Amid a culture too often lost in its own self-importance, Christian unity is sorely needed, Granberg-Michaelson argues in his 288-page memoir, Unexpected Destinations: An Evangelical Pilgrimage to World Christianity.

Known in many Christian circles as the elder statesman of the contemporary ecumenical movement, Granberg-Michaelson urges Christians of all denominations to forge a new path of unity that requires them to do more than hold hands and sing "Kumbayah."

While loyal to his Reformed tradition, Granberg-Michaelson's book makes it clear he's grateful he wasn't tightly tethered to his denomination. In recent years, he helped guide the formation of Christian Churches Together, a broadly inclusive body with a global, ecumenical scope.

He recalls that the first time he profoundly experienced God's love was at a Trappist monastery, explains why the once Dutch-dominated RCA must morph into something more inclusive, and describes why the National Council of Churches and the World Council of Churches have lost their way.

Granberg-Michaelson's road to an inclusive Christianity started in a small way in 1950, while growing up in a suburb in northwest Chicago where he rode bicycles with two neighborhood friends who were Catholic.

Raised in an evangelical household where being "born again" was paramount, Granberg-Michaelson's mother encouraged her son to witness to his two Catholic friends about Jesus' saving grace.
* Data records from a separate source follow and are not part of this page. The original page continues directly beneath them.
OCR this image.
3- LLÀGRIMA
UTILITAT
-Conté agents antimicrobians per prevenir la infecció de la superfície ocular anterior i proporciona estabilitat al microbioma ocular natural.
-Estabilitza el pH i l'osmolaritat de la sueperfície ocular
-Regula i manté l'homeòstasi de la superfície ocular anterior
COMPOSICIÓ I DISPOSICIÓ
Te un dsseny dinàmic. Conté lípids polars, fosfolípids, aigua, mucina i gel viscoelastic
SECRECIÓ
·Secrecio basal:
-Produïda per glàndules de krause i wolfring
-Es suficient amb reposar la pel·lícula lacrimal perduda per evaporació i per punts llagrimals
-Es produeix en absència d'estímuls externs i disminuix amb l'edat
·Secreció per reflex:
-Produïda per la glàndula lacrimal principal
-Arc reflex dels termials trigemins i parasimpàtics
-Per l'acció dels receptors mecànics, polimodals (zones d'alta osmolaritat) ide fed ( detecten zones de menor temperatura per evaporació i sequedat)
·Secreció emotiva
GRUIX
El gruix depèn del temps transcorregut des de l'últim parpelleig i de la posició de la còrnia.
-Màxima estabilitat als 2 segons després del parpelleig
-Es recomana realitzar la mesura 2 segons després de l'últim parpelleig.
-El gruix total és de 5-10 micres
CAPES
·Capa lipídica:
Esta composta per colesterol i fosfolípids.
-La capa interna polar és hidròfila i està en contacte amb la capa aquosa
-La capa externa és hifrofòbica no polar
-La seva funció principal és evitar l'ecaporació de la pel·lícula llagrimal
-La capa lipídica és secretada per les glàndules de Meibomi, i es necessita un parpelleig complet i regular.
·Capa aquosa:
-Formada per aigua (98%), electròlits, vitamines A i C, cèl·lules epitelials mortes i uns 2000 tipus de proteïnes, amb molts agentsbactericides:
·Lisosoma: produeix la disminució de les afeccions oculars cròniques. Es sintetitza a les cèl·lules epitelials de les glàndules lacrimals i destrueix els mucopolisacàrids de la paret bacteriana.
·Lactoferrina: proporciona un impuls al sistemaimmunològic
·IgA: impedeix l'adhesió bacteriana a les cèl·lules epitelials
But evangelistic fervor turned into a mild case of envy when he noticed that his two friends had medals of St. Christopher—the patron saint of travelers—on their bikes' handlebars.

After many conversations with his boyhood friends, Granberg-Michaelson concluded that the doctrinal chasm between them wasn't as wide as he once thought. "The main difference was they had St. Christopher medals on their bikes, and I didn't," he said.

When it came to quieting his 60-hour workweeks, Granberg-Michaelson often found solace at a Trappist monastery. He still remembers his 1972 visit to the Holy Cross Abbey, a Trappist monastery in Berryville, Virginia, that enveloped him with God's presence.

"I had one of those deep and profound life-changing encounters where God's presence and love had simply overtaken me, and has stayed with me ever since," Granberg-Michaelson said. "To this day, when I want to go on a retreat, what I often do is head to a Catholic monastery."

Ethnic diversity also is vital to the body of Christ, added Granberg-Michaelson. During his tenure as the RCA's general secretary, 230 new churches were established since 1993—more than half of them involving people of color.

"The most important change is the change in the culture of the RCA," Granberg-Michaelson said of his 177,500-member denomination. "Deep change isn't just changes in structure and programs but changes in values, habits and the style of the way we meet with one another, and bringing people into the RCA who don't know how to play Dutch bingo."

Granberg-Michaelson writes that he is most proud of navigating the denomination through some still-thorny issues. "Homosexuality comes to mind," he said. "I think we've been able to say this is an issue we're not going to let divide us, but figure out how to talk and keep our focus on the main things and not let us get off track."

Granberg-Michaelson also takes aim in his book at some long-held ecumenical partnerships: the NCC, he says, has suffered from "strategic incoherence" and "inept management."

"One problem with the modern ecumenical movement with the National Council of Churches and the World Council of Churches is it ended up—not by design—excluding huge parts of the Christian family," said Granberg-Michaelson, who served for six years on the WCC staff in Geneva.

"It's made up of historical Protestants and Orthodox but not Pentecostals or Roman Catholics. As good as the World Council of Churches is, one-quarter of all Christians are outside their membership. There are more Pen­tecostals today than those who are members of  the World Council of Churches."